Through most of The Invitation, we endure a feeling that something is very wrong, and that there will be consequences, so when the violence does hit, your nerves are already wracked. The opening throws audiences right into it when Will, en route to the party, hits a coyote with his car. With no one around, and a half-dead animal whimpering in pain, Will must put it out of its misery. The scene's almost devoid of dialogue. There's nothing to say. But it sets up what Kusama sees as the central tension of her work.

“I'm attempting to wrestle with the fact that we're all animals,” she says. “There are all these things we do that are beautiful expressions of what makes us human. But the other expression of what makes us human seems to be the most primitive expressions of dominance, power and mindless violence.”

The coyote scene is so visceral that it's only natural to guess that Kusama's encountered the animals herself. She says she often looks out her front window to see them in her yard.

“The tragedy is they're really confused about where they are,” she says. “They shouldn't be down as far as Franklin or Los Feliz, but they've been so displaced by all these houses up in the hills that they're just trying to figure out where home is.

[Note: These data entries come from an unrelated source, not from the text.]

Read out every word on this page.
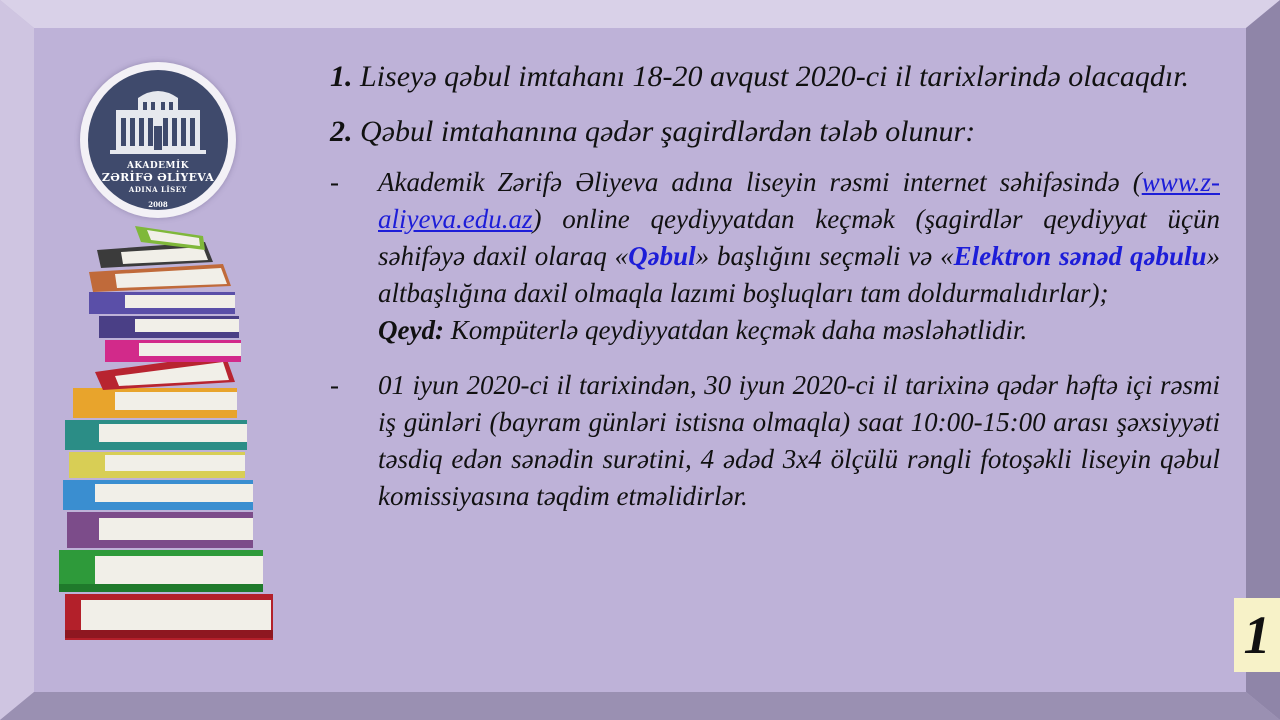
AKADEMİK
ZƏRİFƏ ƏLİYEVA
ADINA LİSEY
2008

1. Liseyə qəbul imtahanı 18-20 avqust 2020-ci il tarixlərində olacaqdır.

2. Qəbul imtahanına qədər şagirdlərdən tələb olunur:

- Akademik Zərifə Əliyeva adına liseyin rəsmi internet səhifəsində (www.z-aliyeva.edu.az) online qeydiyyatdan keçmək (şagirdlər qeydiyyat üçün səhifəyə daxil olaraq «Qəbul» başlığını seçməli və «Elektron sənəd qəbulu» altbaşlığına daxil olmaqla lazımi boşluqları tam doldurmalıdırlar);
Qeyd: Kompüterlə qeydiyyatdan keçmək daha məsləhətlidir.
- 01 iyun 2020-ci il tarixindən, 30 iyun 2020-ci il tarixinə qədər həftə içi rəsmi iş günləri (bayram günləri istisna olmaqla) saat 10:00-15:00 arası şəxsiyyəti təsdiq edən sənədin surətini, 4 ədəd 3x4 ölçülü rəngli fotoşəkli liseyin qəbul komissiyasına təqdim etməlidirlər.
1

My husband [screenwriter Phil Hay] says, 'The fat ones I'm not concerned about. It's the skinny ones that look hungry.'”

Kusama drew on her personal experience in crafting the dinner party from hell.; Credit: Courtesy of Drafthouse Films

Kusama drew on her personal experience in crafting the dinner party from hell.; Credit: Courtesy of Drafthouse Films

Kusama has infused that animalistic hunger and desperation in her characters, especially those in the cult. They don't belong anywhere, and just like the coyotes, these displaced people are the scariest ones. Kusama is adept at working little personal moments or character traits into her movies, and The Invitation is no different — at times, it was life imitating art.

“It's terrible, but I hit a coyote with my car. It ran off, but we hit it,” she says. “It was while we were ramping up toward getting the money for this movie. And I thought this is such a weird horrible sign, or a good sign, but either way, this animal is limping away from our car. The scene was already in when we hit it.”

She says she doesn't believe in omens but does find meaning in “energies and event clusters.” This belief informs her films, especially The Invitation, whose story ultimately turns on an intimate understanding of how people can go a little too far with their cosmic beliefs.

“I know some people who've probably lost their way a little bit over the years,” she says. “But, really, I think my experience with cults is the same as everybody else's. I watch television. I look at billboards. I bank at a multinational corporation. There's a lot of belief systems out there, beyond spiritual ones, that are attempting a form of social control, whether we know it or not.”

Coyotes have a pack mentality, and Kusama says she's wary when people in groups fall into their own strict social codes. She's been trapped by them herself, once enduring a party in Beverly Hills where the only other women invited had been paid to be there. She didn't leave, even though she wanted to, because someone important was throwing the party, and that's not what you do if you want to work in Hollywood. In The Invitation, Kusama turns that feeling of needing to stay, even though every nerve is telling you to leave, into a situation where horrific consequences face those who politely adhere to social norms and demands.

“The movie is meant to be a meditation on loss and grief and sorrow and the dangers of not letting those things into your life,” she says. “It's an extreme example, but … it's what feels real to me somehow.”